Fish and Game, it turns out, is not in favor of the ban, since no similar restrictions exist on bodies of water as large as Hoit Road Marsh anywhere else in the state, explained Captain Mike Eastman. He’s the figure at center stage, taking most of the heat from marsh residents and their backers.

Eastman, though, said Fish and Game offered a peace treaty long ago. He said no one listened.

“We wanted to set rules, not riding Christmas or holidays when people are home,” Eastman said. “We gave certain dates, Saturdays, not Sundays and we tried that, but (the homeowners) were not interested in a compromise.”

That sets the tone here. This is a Grand Canyon-sized gap. Residents say the marsh is partially man-made, which means it shouldn’t be regulated by the state in the first place. They argue the ice riding harms the wildlife. But Eastman says he’s checked the area.

“I’ve gone there, and these guys are not doing anything illegal,” Eastman said. “People are speculating. The impact I see is the two-legged wildlife that lives around the pond.”

That two-legged wildlife is shouting from the rooftops, hoping to kill the bill that would repeal the ban and allow riders back on the ice.

Stephenson moved to the marsh in 2019. Problems began before that. Both sides say they were there first.

Abutters of the marsh have said for several years that the early-morning rumble of 20 hard-charging racers doing 55 miles per hour infiltrates their homes and rattles their ornaments during the holiday season.

Including Christmas morning itself.

Their ace in the hole might be a law that seems to favor their side.

Bodies of water larger than 10 acres come under State Fish and Game jurisdiction, not city governance, and Fish and Game has always prided itself on opening these areas for motorcycle ice racing, with few restrictions.

However, the statute makes exceptions. A body of water with something called an artificial impoundment is not supervised by Fish and Game. A dam fits in this category, and Hoit Road Marsh’s open water was expanded by a dam in 1972, they say.

“Artificial impoundment water bodies do not meet the definition of state-owned public water,” wrote Eric Sommers, who lives 200 feet from the marsh’s edge. “Therefore, (Off Highway Recreational Vehicle) use on the Marsh does not fall under the exceptions.”

Eastman conceded the law was ambivalent, saying of Sommers’ words, “He is not incorrect.
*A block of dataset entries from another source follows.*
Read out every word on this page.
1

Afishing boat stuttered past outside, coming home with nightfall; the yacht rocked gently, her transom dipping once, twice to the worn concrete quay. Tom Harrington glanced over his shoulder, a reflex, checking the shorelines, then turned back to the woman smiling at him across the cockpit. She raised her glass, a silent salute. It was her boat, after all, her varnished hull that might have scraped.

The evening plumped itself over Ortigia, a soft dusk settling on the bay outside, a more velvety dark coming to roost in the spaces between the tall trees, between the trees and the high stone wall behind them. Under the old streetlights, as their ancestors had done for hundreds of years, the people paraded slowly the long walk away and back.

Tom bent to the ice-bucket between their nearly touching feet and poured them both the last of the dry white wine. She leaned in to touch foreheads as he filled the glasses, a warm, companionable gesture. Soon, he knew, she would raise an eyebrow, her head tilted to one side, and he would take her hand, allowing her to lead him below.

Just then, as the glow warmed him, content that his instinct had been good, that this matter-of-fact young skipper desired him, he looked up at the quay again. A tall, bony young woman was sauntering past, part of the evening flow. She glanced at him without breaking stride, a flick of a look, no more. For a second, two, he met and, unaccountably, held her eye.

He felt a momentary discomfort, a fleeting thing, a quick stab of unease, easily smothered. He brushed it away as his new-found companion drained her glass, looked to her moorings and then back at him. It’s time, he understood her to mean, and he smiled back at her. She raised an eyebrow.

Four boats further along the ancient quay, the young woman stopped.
I see the argument, and it’s being interpreted differently than how the state meant it to be.”

The way Fish and Game sees it, the marsh is 100 acres, plenty big enough to be considered a state-owned public body of water.
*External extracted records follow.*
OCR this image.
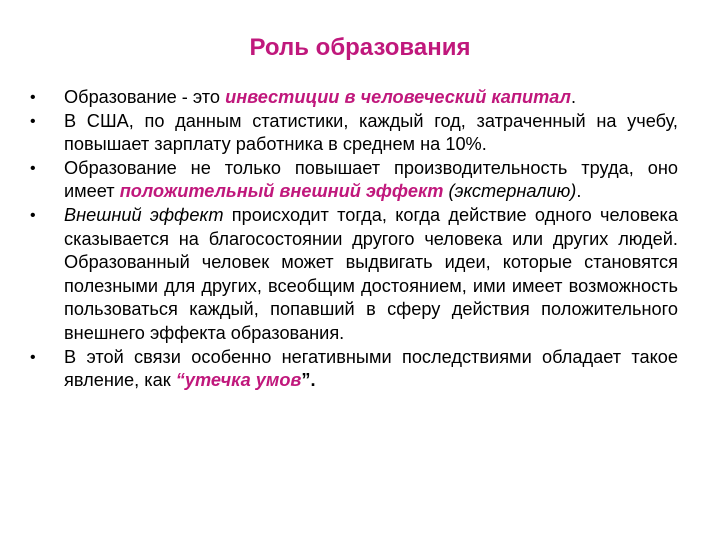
Роль образования
• Образование - это инвестиции в человеческий капитал.
• В США, по данным статистики, каждый год, затраченный на учебу, повышает зарплату работника в среднем на 10%.
• Образование не только повышает производительность труда, оно имеет положительный внешний эффект (экстерналию).
• Внешний эффект происходит тогда, когда действие одного человека сказывается на благосостоянии другого человека или других людей. Образованный человек может выдвигать идеи, которые становятся полезными для других, всеобщим достоянием, ими имеет возможность пользоваться каждый, попавший в сферу действия положительного внешнего эффекта образования.
• В этой связи особенно негативными последствиями обладает такое явление, как “утечка умов”.
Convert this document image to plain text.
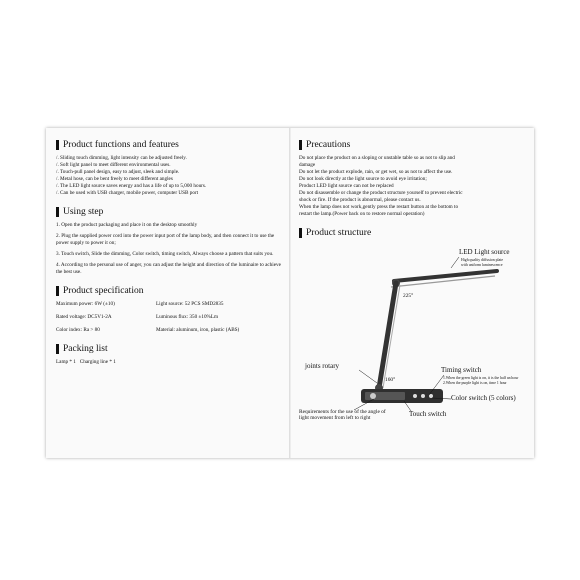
Product functions and features
/. Sliding touch dimming, light intensity can be adjusted freely.
/. Soft light panel to meet different environmental uses.
/. Touch-pull panel design, easy to adjust, sleek and simple.
/. Metal hose, can be bent freely to meet different angles
/. The LED light source saves energy and has a life of up to 5,000 hours.
/. Can be used with USB charger, mobile power, computer USB port
Using step
1. Open the product packaging and place it on the desktop smoothly
2. Plug the supplied power cord into the power input port of the lamp body, and then connect it to use the power supply to power it on;
3. Touch switch, Slide the dimming, Color switch, timing switch, Always choose a pattern that suits you.
4. According to the personal use of anger, you can adjust the height and direction of the luminaire to achieve the best use.
Product specification
Maximum power: 6W (±10)	Light source: 52 PCS SMD2835
Rated voltage: DC5V1-2A	Luminous flux: 350 ±10%Lm
Color index: Ra > 80	Material: aluminum, iron, plastic (ABS)
Packing list
Lamp * 1   Charging line * 1
Precautions
Do not place the product on a sloping or unstable table so as not to slip and
damage
Do not let the product explode, rain, or get wet, so as not to affect the use.
Do not look directly at the light source to avoid eye irritation;
Product LED light source can not be replaced
Do not disassemble or change the product structure yourself to prevent electric
shock or fire. If the product is abnormal, please contact us.
When the lamp does not work,gently press the restart button at the bottom to
restart the lamp.(Power back on to restore normal operation)
Product structure
LED Light source
High quality diffusion plate
with uniform luminescence
225°
joints rotary
160°
Timing switch
1.When the green light is on, it is the half an hour
2.When the purple light is on, time 1 hour
Color switch (5 colors)
Requirements for the use of the angle of
light movement from left to right	Touch switch
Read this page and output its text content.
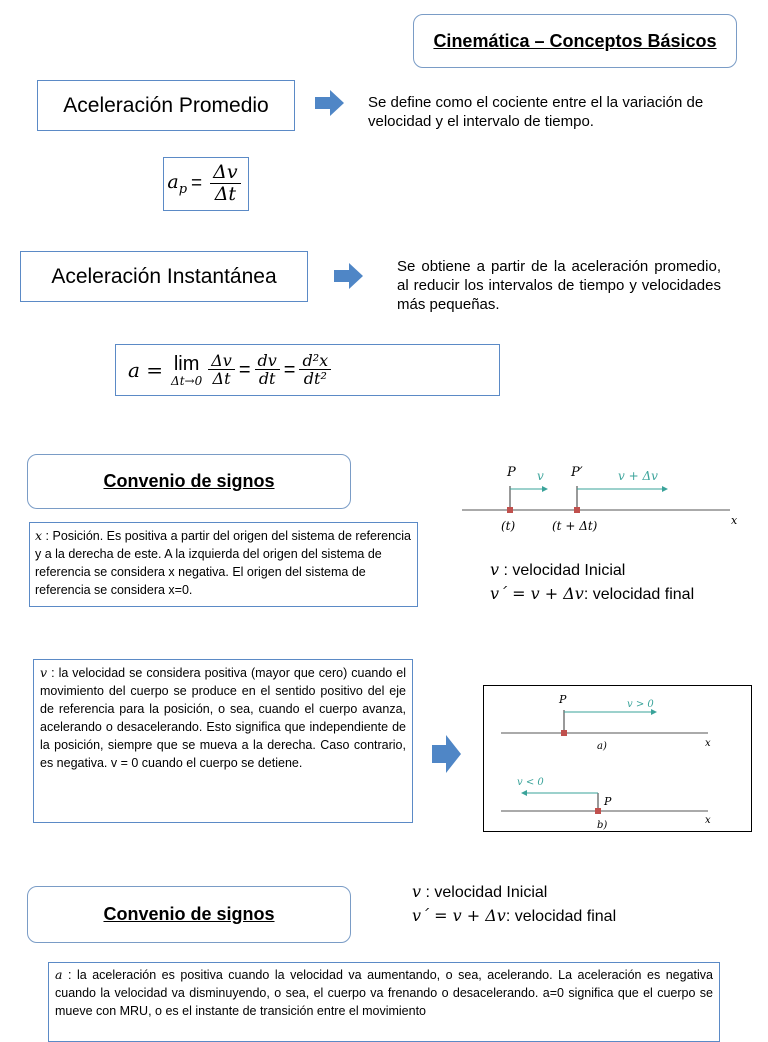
Cinemática – Conceptos Básicos
Aceleración Promedio	Se define como el cociente entre el la variación de velocidad y el intervalo de tiempo.
$a_p = \frac{\Delta v}{\Delta t}$
Aceleración Instantánea	Se obtiene a partir de la aceleración promedio, al reducir los intervalos de tiempo y velocidades más pequeñas.
a = lim
$\Delta t\to 0 \frac{\Delta v}{\Delta t} = \frac{dv}{dt} = \frac{\text{d²x}}{\text{dt²}}$
Convenio de signos
x : Posición. Es positiva a partir del origen del sistema de referencia y a la derecha de este. A la izquierda del origen del sistema de referencia se considera x negativa. El origen del sistema de referencia se considera x=0.
P v P′	v + Δv
(t)	(t + Δt)	x
v : velocidad Inicial
v´ = v + Δv: velocidad final
v : la velocidad se considera positiva (mayor que cero) cuando el movimiento del cuerpo se produce en el sentido positivo del eje de referencia para la posición, o sea, cuando el cuerpo avanza, acelerando o desacelerando. Esto significa que independiente de la posición, siempre que se mueva a la derecha. Caso contrario, es negativa. v = 0 cuando el cuerpo se detiene.
P	v > 0
a)	x
v < 0
P
b)	x
Convenio de signos
v : velocidad Inicial
v´ = v + Δv: velocidad final
a : la aceleración es positiva cuando la velocidad va aumentando, o sea, acelerando. La aceleración es negativa cuando la velocidad va disminuyendo, o sea, el cuerpo va frenando o desacelerando. a=0 significa que el cuerpo se mueve con MRU, o es el instante de transición entre el movimiento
Eastman has made some analogies, comparisons that have been torn apart by his detractors.

For example, Eastman saw a parallel between moving near an airport, where you’d expect to hear planes landing and taking off, and moving to the vicinity of Hoit Road Marsh, where some homework or logic might have given warning that a few dozen motorcycles drop in for a visit each winter.

Eastman also said he’s seen no evidence that wildlife is in danger near the marsh. He said Interstate 93 is more deadly to wildlife than the machines that roar around Hoit Road Marsh for a few hours at a time.

“Turtle and frogs and salamanders are in mud and hibernating, and turtles are not walking on the ice and getting run over,” Eastman said.

Emails have grown testy. In one, Stephenson told Eastman that it was silly to quantify areas of danger through road kills.

In the end, the Legislature will decide if Hoit Road Marsh remains the only state-owned public body of water not permitting OHRV use.

The Senate Transportation Committee will hold a public hearing on it Feb. 22 at 1:40 p.m. at the Legislative Office Building.

As for compromise, both sides say they have tried. Both sides say they have been rebuffed.

“It’s hard to find a compromise,” Stephenson noted, “because it’s like all or nothing to them.”

However, the same section of law does spell out a small compromise on another body of water, right here in Concord.

“Speed limits for OHRVs traveling on the frozen surface of Turtle Pond, also known as Turtle Town Pond, in the city of Concord shall not exceed 55 miles per hour,” the law states.

Eastman hasn’t given up hope of a general compromise so both sides can enjoy the pond.

“Maybe in the future, it is something we can do.”